Sunday, February 26th, 2012

Last year I had a proseminar at university and I do not want the stuff to moulder on my hard drive. It was about randomised algorithms and I had to write about ways to compute maximal independent sets in parallel. The considerations are primarily theoretically, proving runtime complexities on abstract parallel machines—we do not have a problem with using polynomially many cores for a trivial task (we simply have to choose anything that fits) which would in practice be more difficult to distribute to the nodes than computing it sequentially—but it might be interesting to see how randomisation can guarantee uncoupling between different processes resulting in a better runtime complexity, I enjoyed it. What is a maximal independent set? Given a graph it is a subset of the vertices of the graph being both independent and dominating, no two of its members are adjacent, but every other vertex is adjacent to a member of the set—not to be confused with maximum independent sets being maximal independent sets of maximal cardinality, computing maximum independent sets is NP hard. If anybody is interested in a German explanation of randomised parallel computation of maximal independent sets not requiring specific knowledge about the theory parallel or randomised algorithms, here you go (slides).

Back from NWERC 2011

Monday, November 28th, 2011

Hi folks!

This weekend I participated at the North Western European Regional Contest, a regional preliminary round for the ACM ICPC. It is an international students contest about solving as many as possible out of 10 algorithmic problems in 5 hours in teams of three students and one PC. It was my first time there and it was quite fun.
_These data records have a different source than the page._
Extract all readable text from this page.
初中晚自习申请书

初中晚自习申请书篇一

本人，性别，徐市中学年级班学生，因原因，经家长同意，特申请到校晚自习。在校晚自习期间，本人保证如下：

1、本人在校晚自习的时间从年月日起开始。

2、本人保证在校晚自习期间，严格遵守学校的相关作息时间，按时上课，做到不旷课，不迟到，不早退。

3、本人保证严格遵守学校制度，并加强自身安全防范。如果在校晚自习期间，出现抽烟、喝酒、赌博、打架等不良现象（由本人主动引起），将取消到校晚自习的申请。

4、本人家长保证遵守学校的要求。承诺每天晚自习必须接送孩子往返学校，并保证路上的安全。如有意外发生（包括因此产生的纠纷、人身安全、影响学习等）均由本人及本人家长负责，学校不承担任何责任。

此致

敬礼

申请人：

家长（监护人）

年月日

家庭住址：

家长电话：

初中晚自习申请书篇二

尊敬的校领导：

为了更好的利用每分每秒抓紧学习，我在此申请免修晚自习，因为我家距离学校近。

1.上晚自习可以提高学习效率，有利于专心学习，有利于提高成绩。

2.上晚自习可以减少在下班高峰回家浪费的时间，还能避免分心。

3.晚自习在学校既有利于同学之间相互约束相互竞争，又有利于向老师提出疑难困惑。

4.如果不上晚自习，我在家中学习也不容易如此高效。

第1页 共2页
At saturday we visited the historic harbour of Bremen Vegesack, which was partly boring and partly quite nice. At sunday there was the actual contest at the quite decadent and walled Campus of Jacobs University in Bremen (you even have to pay tuition of ~€25000, ~$33000 per year, at public universities you pay about €400-1400, I could live from it for long time, but even at elitist economical universities like EBS and WHU you have to pay much less). We used KDevelop 4.2 for solving the tasks and enjoyed the nice completion, source code reformatting (nice when you are not sure any longer which braces belong together and do not have much time :)), and inline documentation of STL functions. Thank you, KDevelop guys. :)

Our team from RWTH solved only three out of 10 tasks (30st place out of 70). B and E were quite trivial (I did not even had to read B since my team members solved it). I want to tell a bit about the other problems, I hope it is interesting for some of you. Of course you may try to solve the problems your self, it is quite a lot of fun. ;)
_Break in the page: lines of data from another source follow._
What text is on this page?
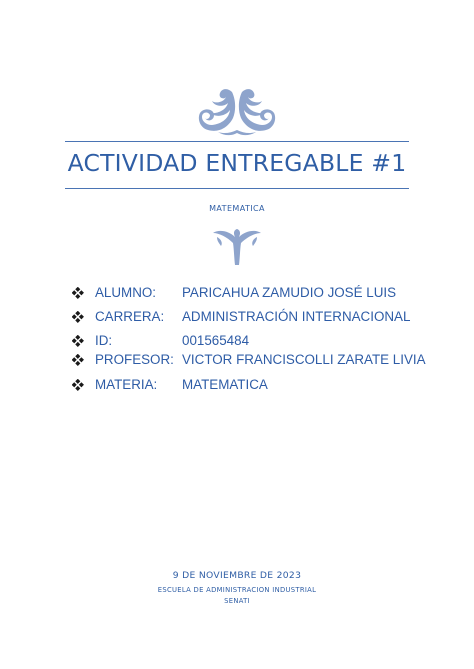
ACTIVIDAD ENTREGABLE #1
MATEMATICA
ALUMNO: PARICAHUA ZAMUDIO JOSÉ LUIS
CARRERA: ADMINISTRACIÓN INTERNACIONAL
ID:	001565484
PROFESOR: VICTOR FRANCISCOLLI ZARATE LIVIA
MATERIA: MATEMATICA
9 DE NOVIEMBRE DE 2023
ESCUELA DE ADMINISTRACION INDUSTRIAL
SENATI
Given a natural number x<10^15 we should compute all n,k such that binomial(n,k)=x. It was quite simple, but we had a bug in our implementation and I do not have any clue what the problem was. We chose to check the cases binomial(n,1)=n and binomial(n,2)=n·(n-1)/2 manually and brute force the solution for all other cases by computing lines of Pascal’s triangle for k values such that binomial(n,k)≤x and terminating when binomial(n,2)>x. Alternatively you could check more terms explicitly (the team from LMU did it) and compute the whole triangle for the remaining values or use binary search to find the parameters.


Given a sequence of films watched by a person we should answer for each time position how many different films have been watched since the last time he watched the current one. By maintaining a binary tree containing the films ordered by the last time they were watched and a map containing this time for each movie this queries can be easily answered to if you have a way to get the number of nodes after a specific one in the tree in O(log n). That for you would have to store the size of each subtree and STL set/map unfortunately do not support this. Thus we decided to write our own tree, we went for a Treap with random priorities since it is the easiest way to avoid degeneration (easier to implement than AVL and Red-Black trees). Unfortunately we did not have enough time for debugging the tree and we even forgot to update the counters when balancing the tree after insertion. There were simplier solutions using segment trees.

For this task there were particularly many wrong submissions (the man presenting the solutions assumed that many teams tried to solve this one because the first team solved it yet after 20 minutes and thought it would be the easiest one, he even presented a very funny solution using java.lang.String. a linear time Java indexOf() call, which was of course way too slow).


This task was about deciding whether it is possible to partition a given pattern of black and white square into disjoint, L-shaped “puzzle pieces” of one black (in the corner) and two white squares. We had no idea how to solve that, we thought a lot about backtracking, but there semt to be no clever way to do that in polynomial time. The trick was to encode this problem in Boolean formulas and to use a standard algorithm (e.g. resolution) for the 2-SAT problem using variables encoding “white square x,y belongs to the same puzzle piece as the white square x+1,y+1“ etc.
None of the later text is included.